My form is not sending data correctly using Ajax, how can I fix it?

Question

I want to send the data that is in the form to my database using Ajax and depending on the action of the button it will execute the url I need, but It doesn't seem to be working because It only sends zero like as if the form were completely empty

HTML

<form method="post" id="form_shirt" enctype="multipart/form-data">
  ID:
  <br>
  <input type="hidden" name="id_shirt" id="id_shirt" class="form-control"> Name:
  <br>
  <input type="text" name="name_shirt" id="name_shirt" class="form-control" required="required"> Price:
  <br>
  <input type="text" name="price_shirt" id="price_shirt" class="form-control" required="required">

  <button id="insert_shirt" class="submit" name="btninsert" id="btninsert" value="Insert" />
  <button id="update_shirt" class="submit" name="btnupdate" id="btnupdate" value="Update" />
  <button id="delete_shirt" class="submit" name="btndelete" id="btndelete" value="Delete" />
</form>

JavaScript

$(document).ready(function() {
  $('.submit').on("click", function() {
    $.ajax({
      url: this.id + ".php",
      method: "POST",
      data: $('#form_shirt').serialize(),
      contentType: false,
      cache: false,
      processData: false,
      success: function(data) {
        $('#form_shirt)[0].reset();
        $('#table_shirt').html(data);
      }
    });
  });
});

PHP

<?php

$connect = mysqli_connect("localhost", "root", "", "shirts");

 $output = '';
    $name_shirt = mysqli_real_escape_string($connect, $_POST["name_shirt"]);  
    $price_shirt = mysqli_real_escape_string($connect, $_POST["price_shirt"]);  

    $query = "INSERT into shirts ( name, price)
    VALUES ('$name_shirt','$price_shirt') ";
    if(mysqli_query($connect, $query))
    {
     $output .= '<label class="text-success">Data Inserted</label>';
     $select_query = "SELECT id_shirt, name, price FROM shirts";
     $result = mysqli_query($connect, $select_query);
     $output .= '
      <table id="shirts" class="table table-bordered">  
                   <thead>
                    <tr>  
                        <th>ID</th>
                        <th>NAME</th>
                        <th>PRICE</th>
                    </tr>
</thead>
     ';
     while($row = mysqli_fetch_array($result))
     {
      $output .= '
       <tr>  
       <tbody>
                         <td>' . $row["id_shirt"] . '</td>
                         <td>' . $row["name"] . '</td>
                         <td>' . $row["price"] . '</td>
                    </tr>
                    </tbody>
      ';
     }
     $output .= '</table>';
    }
    echo $output;

?>

Answer 1

Are you aware that all your button s have their id declared twice?

<button id="insert_shirt" class="submit" name="btninsert" id="btninsert" value="Insert" />

This may very well be the cause for your misfire, because it will try to POST to a URL that doesn't exist, returning an empty value.

Also, button s have both opening and closing tags.
I think the line below should be sufficient for your goal:

<button type="button" id="insert_shirt" class="submit">Insert</button>

• I added type="button" . If you don't declare a type , the browser will choose for you, and since the button is inside a form, it will probably become type="submit" , which you don't want because you're using Ajax.
  In the codepen below I didn't add a type, and as you can see the form is submitted when you click one of the buttons.
• I removed both name="btninsert" and value="Insert" , I assume you don't use the value in you PHP script, which probably means you also don't need the name .

Check this pen to see it in action: https://codepen.io/anon/pen/MoNXYj?editors=1010
(You can actually use the buttons, CodePen will simulate the submit action for you)

---

UPDATE

This may be a bit naive and/or ignorant of me, but if you're still having problems a simpler solution might be to change your set-up a bit so that all elements and code work in the same form-submitting-type-direction.
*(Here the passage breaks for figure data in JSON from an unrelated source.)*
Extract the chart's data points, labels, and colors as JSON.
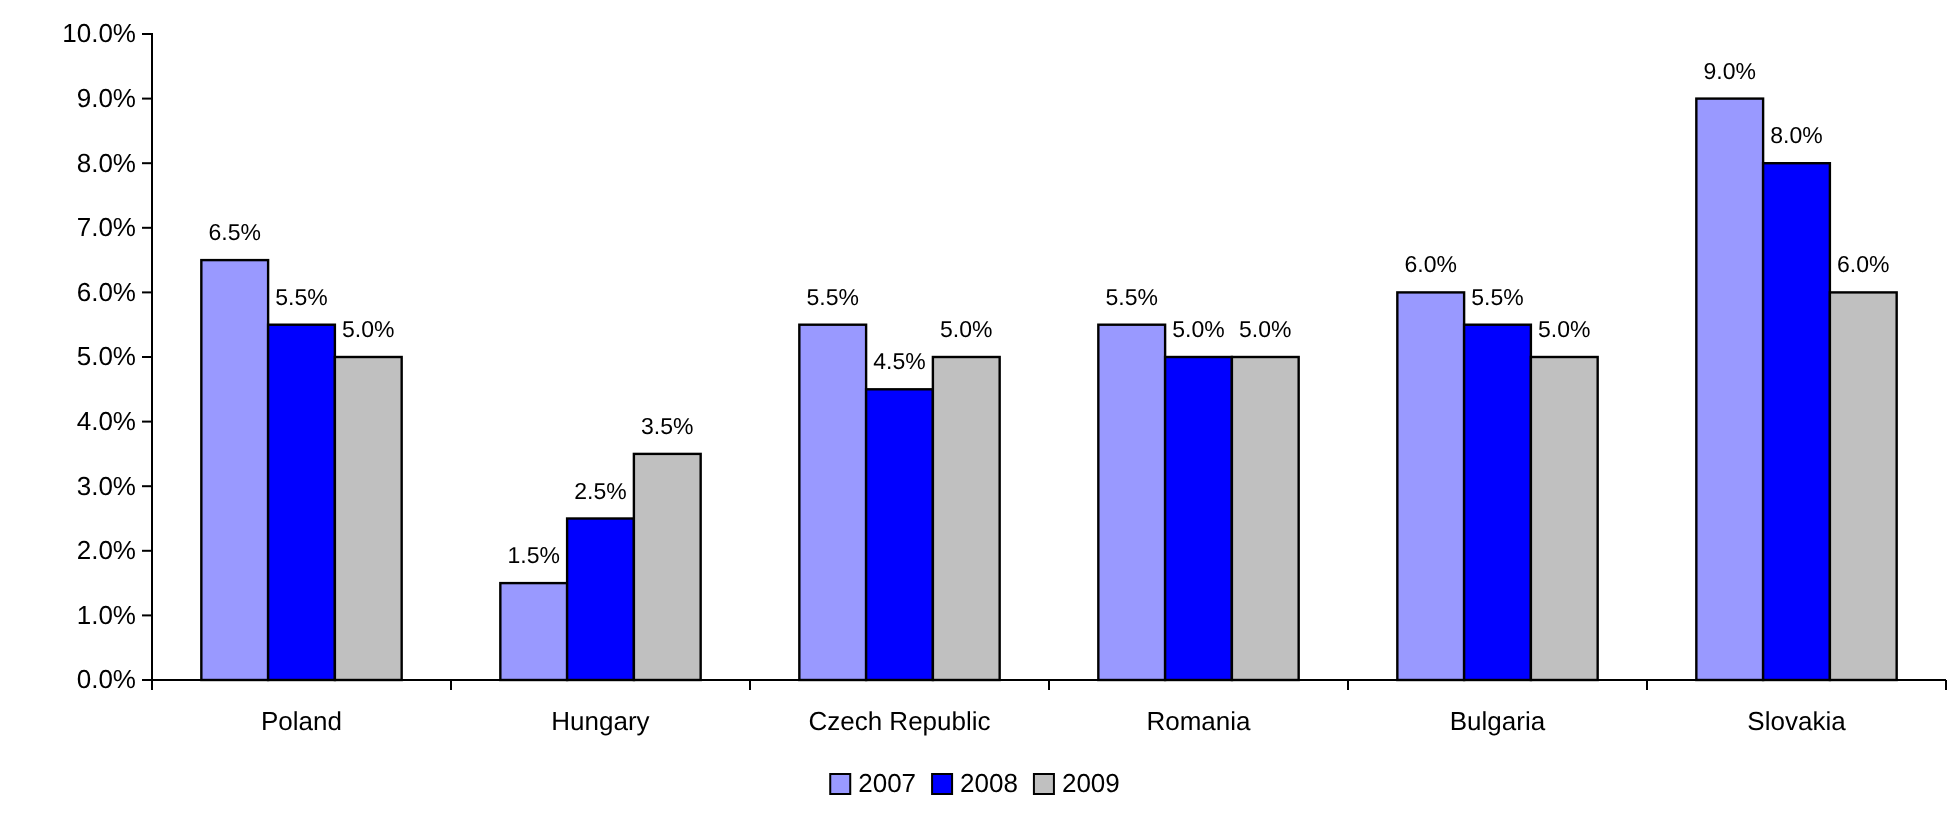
{
  "chart_data": {
    "type": "bar",
    "categories": [
      "Poland",
      "Hungary",
      "Czech Republic",
      "Romania",
      "Bulgaria",
      "Slovakia"
    ],
    "series": [
      {
        "name": "2007",
        "color": "#9999ff",
        "values": [
          6.5,
          1.5,
          5.5,
          5.5,
          6.0,
          9.0
        ],
        "value_labels": [
          "6.5%",
          "1.5%",
          "5.5%",
          "5.5%",
          "6.0%",
          "9.0%"
        ]
      },
      {
        "name": "2008",
        "color": "#0000ff",
        "values": [
          5.5,
          2.5,
          4.5,
          5.0,
          5.5,
          8.0
        ],
        "value_labels": [
          "5.5%",
          "2.5%",
          "4.5%",
          "5.0%",
          "5.5%",
          "8.0%"
        ]
      },
      {
        "name": "2009",
        "color": "#c0c0c0",
        "values": [
          5.0,
          3.5,
          5.0,
          5.0,
          5.0,
          6.0
        ],
        "value_labels": [
          "5.0%",
          "3.5%",
          "5.0%",
          "5.0%",
          "5.0%",
          "6.0%"
        ]
      }
    ],
    "ylim": [
      0,
      10
    ],
    "yticks": [
      {
        "value": 0,
        "label": "0.0%"
      },
      {
        "value": 1,
        "label": "1.0%"
      },
      {
        "value": 2,
        "label": "2.0%"
      },
      {
        "value": 3,
        "label": "3.0%"
      },
      {
        "value": 4,
        "label": "4.0%"
      },
      {
        "value": 5,
        "label": "5.0%"
      },
      {
        "value": 6,
        "label": "6.0%"
      },
      {
        "value": 7,
        "label": "7.0%"
      },
      {
        "value": 8,
        "label": "8.0%"
      },
      {
        "value": 9,
        "label": "9.0%"
      },
      {
        "value": 10,
        "label": "10.0%"
      }
    ],
    "legend": "bottom"
  }
}
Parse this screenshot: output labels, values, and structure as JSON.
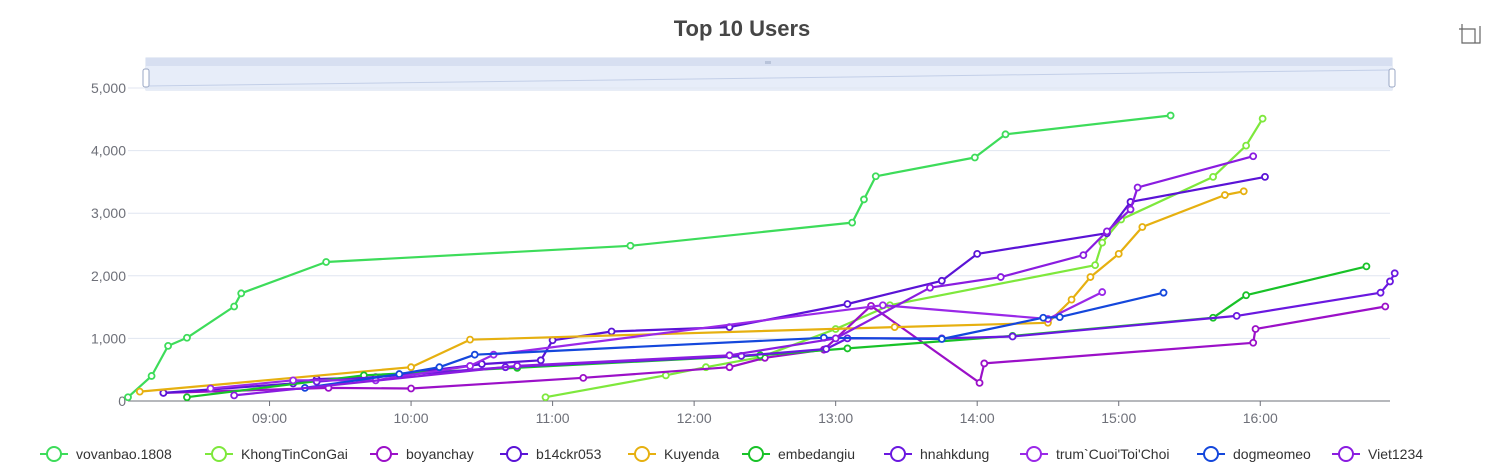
{
  "chart_data": {
    "type": "line",
    "title": "Top 10 Users",
    "xlabel": "",
    "ylabel": "",
    "ylim": [
      0,
      5000
    ],
    "yticks": [
      0,
      1000,
      2000,
      3000,
      4000,
      5000
    ],
    "ytick_labels": [
      "0",
      "1,000",
      "2,000",
      "3,000",
      "4,000",
      "5,000"
    ],
    "xlim": [
      "08:00",
      "16:55"
    ],
    "xtick_labels": [
      "09:00",
      "10:00",
      "11:00",
      "12:00",
      "13:00",
      "14:00",
      "15:00",
      "16:00"
    ],
    "grid": "horizontal",
    "legend_position": "bottom",
    "series": [
      {
        "name": "vovanbao.1808",
        "color": "#3ddc5a",
        "points": [
          [
            "08:00",
            60
          ],
          [
            "08:10",
            400
          ],
          [
            "08:17",
            880
          ],
          [
            "08:25",
            1010
          ],
          [
            "08:45",
            1510
          ],
          [
            "08:48",
            1720
          ],
          [
            "09:24",
            2220
          ],
          [
            "11:33",
            2480
          ],
          [
            "13:07",
            2850
          ],
          [
            "13:12",
            3220
          ],
          [
            "13:17",
            3590
          ],
          [
            "13:59",
            3890
          ],
          [
            "14:12",
            4260
          ],
          [
            "15:22",
            4560
          ]
        ]
      },
      {
        "name": "KhongTinConGai",
        "color": "#7ee83c",
        "points": [
          [
            "10:57",
            60
          ],
          [
            "11:48",
            410
          ],
          [
            "12:05",
            540
          ],
          [
            "12:28",
            700
          ],
          [
            "13:00",
            1150
          ],
          [
            "13:23",
            1530
          ],
          [
            "14:50",
            2170
          ],
          [
            "14:53",
            2530
          ],
          [
            "15:01",
            2900
          ],
          [
            "15:40",
            3580
          ],
          [
            "15:54",
            4080
          ],
          [
            "16:01",
            4510
          ]
        ]
      },
      {
        "name": "boyanchay",
        "color": "#9b10c8",
        "points": [
          [
            "08:15",
            130
          ],
          [
            "09:25",
            210
          ],
          [
            "10:00",
            200
          ],
          [
            "11:13",
            370
          ],
          [
            "12:15",
            540
          ],
          [
            "12:30",
            690
          ],
          [
            "12:55",
            820
          ],
          [
            "13:15",
            1520
          ],
          [
            "14:01",
            290
          ],
          [
            "14:03",
            600
          ],
          [
            "15:57",
            930
          ],
          [
            "15:58",
            1150
          ],
          [
            "16:53",
            1510
          ]
        ]
      },
      {
        "name": "b14ckr053",
        "color": "#5a13d6",
        "points": [
          [
            "08:15",
            130
          ],
          [
            "09:10",
            280
          ],
          [
            "09:20",
            350
          ],
          [
            "09:45",
            380
          ],
          [
            "10:30",
            590
          ],
          [
            "10:55",
            650
          ],
          [
            "11:00",
            970
          ],
          [
            "11:25",
            1110
          ],
          [
            "12:15",
            1180
          ],
          [
            "13:05",
            1550
          ],
          [
            "13:45",
            1920
          ],
          [
            "14:00",
            2350
          ],
          [
            "14:55",
            2680
          ],
          [
            "15:05",
            3180
          ],
          [
            "16:02",
            3580
          ]
        ]
      },
      {
        "name": "Kuyenda",
        "color": "#e6b010",
        "points": [
          [
            "08:05",
            150
          ],
          [
            "10:00",
            540
          ],
          [
            "10:25",
            980
          ],
          [
            "13:25",
            1180
          ],
          [
            "14:30",
            1250
          ],
          [
            "14:40",
            1620
          ],
          [
            "14:48",
            1980
          ],
          [
            "15:00",
            2350
          ],
          [
            "15:10",
            2780
          ],
          [
            "15:45",
            3290
          ],
          [
            "15:53",
            3350
          ]
        ]
      },
      {
        "name": "embedangiu",
        "color": "#18c228",
        "points": [
          [
            "08:25",
            60
          ],
          [
            "09:40",
            410
          ],
          [
            "10:45",
            530
          ],
          [
            "12:28",
            730
          ],
          [
            "13:05",
            840
          ],
          [
            "14:15",
            1040
          ],
          [
            "15:40",
            1330
          ],
          [
            "15:54",
            1690
          ],
          [
            "16:45",
            2150
          ]
        ]
      },
      {
        "name": "hnahkdung",
        "color": "#6a18e0",
        "points": [
          [
            "09:20",
            310
          ],
          [
            "10:40",
            540
          ],
          [
            "12:20",
            720
          ],
          [
            "12:56",
            830
          ],
          [
            "13:05",
            1000
          ],
          [
            "13:45",
            1000
          ],
          [
            "14:15",
            1030
          ],
          [
            "15:50",
            1360
          ],
          [
            "16:51",
            1730
          ],
          [
            "16:55",
            1910
          ],
          [
            "16:57",
            2040
          ]
        ]
      },
      {
        "name": "trum`Cuoi'Toi'Choi",
        "color": "#9a28e8",
        "points": [
          [
            "08:35",
            200
          ],
          [
            "09:10",
            330
          ],
          [
            "09:45",
            330
          ],
          [
            "10:25",
            560
          ],
          [
            "10:35",
            740
          ],
          [
            "13:20",
            1530
          ],
          [
            "14:30",
            1310
          ],
          [
            "14:53",
            1740
          ]
        ]
      },
      {
        "name": "dogmeomeo",
        "color": "#1447dc",
        "points": [
          [
            "09:15",
            210
          ],
          [
            "09:55",
            430
          ],
          [
            "10:12",
            540
          ],
          [
            "10:27",
            740
          ],
          [
            "12:55",
            1010
          ],
          [
            "13:45",
            990
          ],
          [
            "14:28",
            1330
          ],
          [
            "14:35",
            1340
          ],
          [
            "15:19",
            1730
          ]
        ]
      },
      {
        "name": "Viet1234",
        "color": "#8a1ce0",
        "points": [
          [
            "08:45",
            90
          ],
          [
            "10:45",
            560
          ],
          [
            "12:15",
            730
          ],
          [
            "13:00",
            1000
          ],
          [
            "13:40",
            1810
          ],
          [
            "14:10",
            1980
          ],
          [
            "14:45",
            2330
          ],
          [
            "14:55",
            2710
          ],
          [
            "15:05",
            3060
          ],
          [
            "15:08",
            3410
          ],
          [
            "15:57",
            3910
          ]
        ]
      }
    ]
  }
}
You are now using elements for sync submitting and counteracting that with code for async submitting .

HTML:

<div id="form_shirt">
  <input type="hidden" name="id_shirt" id="id_shirt" class="form-control"><br>
  Name: <input type="text" name="name_shirt" id="name_shirt" class="form-control" required="required"><br>
  Price: <input type="text" name="price_shirt" id="price_shirt" class="form-control" required="required">
  <br><br>
  <button type="button" id="insert_shirt" class="submit">Insert</button>
  <button type="button" id="update_shirt" class="submit">Update</button>
  <button type="button" id="delete_shirt" class="submit">Delete</button>
</div>

JS:

$(document).ready(function() {
  $('.submit').on("click",function() {
    $.post(this.id+".php", {
      id_shirt: $('#id_shirt').val(),
      name_shirt: $('#name_shirt').val(),
      price_shirt: $('#price_shirt').val()
    }, function(data) {
      $('#form_shirt .form-control').val("");
      $('#table_shirt').html(data);
    });
  });
});

codepen: https://codepen.io/anon/pen/bRXKaV?editors=1011
(Note that this will not produce any output, because there is no form submitted, only the Ajax POST to a URL that doesn't exist and therefor doesn't return a response)